International dreams

Lindsay told Black Enterprise his next goal is to make Rap Snacks an international brand and continue to inspire Black people to become entrepreneurs. 

“My goal for Rap Snacks is to make it one of the biggest brands in the world,” he said. “Hip hop is one of the biggest streaming genres in the world today and our potential in that space cannot be limited.

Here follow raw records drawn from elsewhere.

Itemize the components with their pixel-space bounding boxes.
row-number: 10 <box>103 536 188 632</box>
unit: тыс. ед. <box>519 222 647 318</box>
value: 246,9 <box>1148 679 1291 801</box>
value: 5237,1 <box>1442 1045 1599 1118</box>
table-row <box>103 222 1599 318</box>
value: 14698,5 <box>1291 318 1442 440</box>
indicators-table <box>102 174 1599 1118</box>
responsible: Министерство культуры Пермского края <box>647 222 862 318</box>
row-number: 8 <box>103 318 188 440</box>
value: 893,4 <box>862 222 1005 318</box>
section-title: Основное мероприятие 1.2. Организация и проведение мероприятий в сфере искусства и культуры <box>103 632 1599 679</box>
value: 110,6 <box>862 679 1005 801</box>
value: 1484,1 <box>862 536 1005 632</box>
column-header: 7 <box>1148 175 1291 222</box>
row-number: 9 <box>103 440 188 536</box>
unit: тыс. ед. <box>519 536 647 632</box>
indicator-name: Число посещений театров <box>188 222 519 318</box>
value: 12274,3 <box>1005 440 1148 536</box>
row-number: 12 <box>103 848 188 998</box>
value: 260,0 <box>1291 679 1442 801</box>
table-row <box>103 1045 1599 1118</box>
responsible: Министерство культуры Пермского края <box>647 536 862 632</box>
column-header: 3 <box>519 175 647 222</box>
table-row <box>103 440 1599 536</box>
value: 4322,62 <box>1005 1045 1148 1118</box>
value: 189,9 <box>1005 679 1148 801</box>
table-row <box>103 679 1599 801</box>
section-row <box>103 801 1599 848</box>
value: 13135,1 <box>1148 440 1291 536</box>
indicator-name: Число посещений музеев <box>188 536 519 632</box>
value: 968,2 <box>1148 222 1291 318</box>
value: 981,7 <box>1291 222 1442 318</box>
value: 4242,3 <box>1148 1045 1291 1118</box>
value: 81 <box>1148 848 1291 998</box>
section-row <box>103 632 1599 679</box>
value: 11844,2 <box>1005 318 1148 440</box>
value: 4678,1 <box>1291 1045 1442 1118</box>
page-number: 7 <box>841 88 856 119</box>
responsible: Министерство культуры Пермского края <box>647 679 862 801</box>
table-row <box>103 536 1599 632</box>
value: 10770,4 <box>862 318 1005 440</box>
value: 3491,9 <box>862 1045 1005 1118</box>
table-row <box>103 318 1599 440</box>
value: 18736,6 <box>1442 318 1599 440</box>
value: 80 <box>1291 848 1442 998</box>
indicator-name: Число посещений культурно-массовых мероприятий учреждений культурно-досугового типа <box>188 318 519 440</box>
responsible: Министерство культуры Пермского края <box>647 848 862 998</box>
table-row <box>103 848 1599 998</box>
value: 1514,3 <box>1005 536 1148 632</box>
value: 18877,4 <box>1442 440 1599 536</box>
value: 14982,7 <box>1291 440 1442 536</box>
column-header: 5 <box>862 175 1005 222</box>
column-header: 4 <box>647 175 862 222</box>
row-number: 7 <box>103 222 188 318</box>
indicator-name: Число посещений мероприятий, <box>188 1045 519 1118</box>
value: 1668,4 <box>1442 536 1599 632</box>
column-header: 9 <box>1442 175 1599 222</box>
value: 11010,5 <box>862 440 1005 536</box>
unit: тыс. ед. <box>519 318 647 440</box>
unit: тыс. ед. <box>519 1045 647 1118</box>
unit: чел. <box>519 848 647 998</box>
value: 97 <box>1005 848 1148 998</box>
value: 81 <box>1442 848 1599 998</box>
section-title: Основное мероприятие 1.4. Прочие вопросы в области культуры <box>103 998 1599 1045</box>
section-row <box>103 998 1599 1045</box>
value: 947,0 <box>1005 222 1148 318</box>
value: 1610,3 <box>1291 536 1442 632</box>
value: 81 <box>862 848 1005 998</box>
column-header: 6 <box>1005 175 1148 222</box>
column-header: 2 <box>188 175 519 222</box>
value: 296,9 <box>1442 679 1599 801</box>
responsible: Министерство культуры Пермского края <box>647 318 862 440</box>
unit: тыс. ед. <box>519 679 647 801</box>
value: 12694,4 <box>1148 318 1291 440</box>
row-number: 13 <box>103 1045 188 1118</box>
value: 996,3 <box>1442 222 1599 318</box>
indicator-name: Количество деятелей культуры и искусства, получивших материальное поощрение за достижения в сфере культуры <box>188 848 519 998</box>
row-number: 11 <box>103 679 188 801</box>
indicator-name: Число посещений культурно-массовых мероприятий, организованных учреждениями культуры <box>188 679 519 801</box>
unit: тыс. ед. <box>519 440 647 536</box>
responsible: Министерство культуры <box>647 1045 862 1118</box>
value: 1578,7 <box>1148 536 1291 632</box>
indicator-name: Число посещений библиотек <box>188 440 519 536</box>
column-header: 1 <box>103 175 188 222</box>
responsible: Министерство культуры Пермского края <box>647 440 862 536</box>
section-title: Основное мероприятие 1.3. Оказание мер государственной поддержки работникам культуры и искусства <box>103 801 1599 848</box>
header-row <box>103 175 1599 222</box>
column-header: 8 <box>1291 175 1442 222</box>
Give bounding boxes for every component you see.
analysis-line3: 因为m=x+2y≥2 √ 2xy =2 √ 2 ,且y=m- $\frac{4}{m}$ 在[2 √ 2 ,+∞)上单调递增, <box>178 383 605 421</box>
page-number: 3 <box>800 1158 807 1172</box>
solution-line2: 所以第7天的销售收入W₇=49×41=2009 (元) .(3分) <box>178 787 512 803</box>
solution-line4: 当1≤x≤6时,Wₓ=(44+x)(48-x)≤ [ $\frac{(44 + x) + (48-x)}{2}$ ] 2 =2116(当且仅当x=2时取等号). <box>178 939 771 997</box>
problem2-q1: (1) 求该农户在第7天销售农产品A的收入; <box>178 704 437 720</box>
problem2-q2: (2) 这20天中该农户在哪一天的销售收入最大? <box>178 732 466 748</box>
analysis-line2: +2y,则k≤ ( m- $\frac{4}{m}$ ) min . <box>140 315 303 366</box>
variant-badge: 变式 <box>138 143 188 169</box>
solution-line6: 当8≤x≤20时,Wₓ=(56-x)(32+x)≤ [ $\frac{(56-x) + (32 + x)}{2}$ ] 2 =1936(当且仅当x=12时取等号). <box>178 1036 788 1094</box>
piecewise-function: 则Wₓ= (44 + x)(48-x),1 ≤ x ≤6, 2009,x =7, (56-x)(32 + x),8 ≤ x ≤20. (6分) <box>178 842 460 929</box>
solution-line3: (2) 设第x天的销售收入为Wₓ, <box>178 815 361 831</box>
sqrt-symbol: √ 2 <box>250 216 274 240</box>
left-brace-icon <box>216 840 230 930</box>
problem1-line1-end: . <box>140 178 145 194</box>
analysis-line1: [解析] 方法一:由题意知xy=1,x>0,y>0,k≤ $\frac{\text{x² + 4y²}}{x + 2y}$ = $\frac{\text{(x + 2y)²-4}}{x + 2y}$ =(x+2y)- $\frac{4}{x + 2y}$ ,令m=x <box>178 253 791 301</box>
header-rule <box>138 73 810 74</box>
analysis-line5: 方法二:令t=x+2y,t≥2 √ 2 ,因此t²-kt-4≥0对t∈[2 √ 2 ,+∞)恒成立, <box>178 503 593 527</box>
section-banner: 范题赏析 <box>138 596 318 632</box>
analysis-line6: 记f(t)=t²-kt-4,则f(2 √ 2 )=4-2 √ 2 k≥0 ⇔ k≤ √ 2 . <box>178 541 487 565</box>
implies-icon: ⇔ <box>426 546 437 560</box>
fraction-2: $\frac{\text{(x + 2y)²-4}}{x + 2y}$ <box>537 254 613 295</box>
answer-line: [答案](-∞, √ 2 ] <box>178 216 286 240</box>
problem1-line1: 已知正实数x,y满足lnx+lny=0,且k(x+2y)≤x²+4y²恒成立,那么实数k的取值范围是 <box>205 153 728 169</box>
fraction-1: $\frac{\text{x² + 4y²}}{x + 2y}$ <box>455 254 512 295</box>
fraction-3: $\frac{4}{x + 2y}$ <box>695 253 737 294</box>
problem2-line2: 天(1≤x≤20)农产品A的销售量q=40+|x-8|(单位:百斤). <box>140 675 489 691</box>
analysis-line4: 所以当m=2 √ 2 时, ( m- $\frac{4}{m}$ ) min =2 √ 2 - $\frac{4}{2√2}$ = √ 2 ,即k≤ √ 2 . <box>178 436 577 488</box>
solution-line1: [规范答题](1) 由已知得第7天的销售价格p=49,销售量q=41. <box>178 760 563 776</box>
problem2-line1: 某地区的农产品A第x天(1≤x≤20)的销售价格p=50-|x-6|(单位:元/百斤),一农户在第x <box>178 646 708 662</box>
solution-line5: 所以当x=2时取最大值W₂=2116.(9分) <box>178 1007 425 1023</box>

I want our community to believe that you can create momentum and brand recognition outside of just the music and expand globally.”

He’s got flavor

Lindsay designs the flavors for the chips himself, Billboard reported. So far there are: Fetty Wap’s Honey Jalapeño, Boosie Badazz’s Louisiana Heat, Fabolous’ New York Deli Cheddar, Romeo Miller’s Bar-B-Quin with My Honey chips, Lil Yachty’s Hot Cheese Fries and Hot Chili Pepper & Lime Crunchy Curls, Trina’s Honey Jalapeño cheese puffs, and Migos’ White Cheddar with a Dab of Ranch Popcorn. 

Chips on hand

There will soon be Rap Snacks-branded vending machines that play music videos by their artist-endorsers, according to Billboard. 

Making moves

Lindsay told Billboard that he maps out his next business moves quietly. “When I strategize I try to focus on the present and the future of how I am looking to move my business forward,” he said. “A part of strategizing is out-of-the-box thinking. It’s called the surprise effect… People don’t see you coming. I’ve learned to move in silence. I’ve learned to also be patient and be very strategic about how you move.”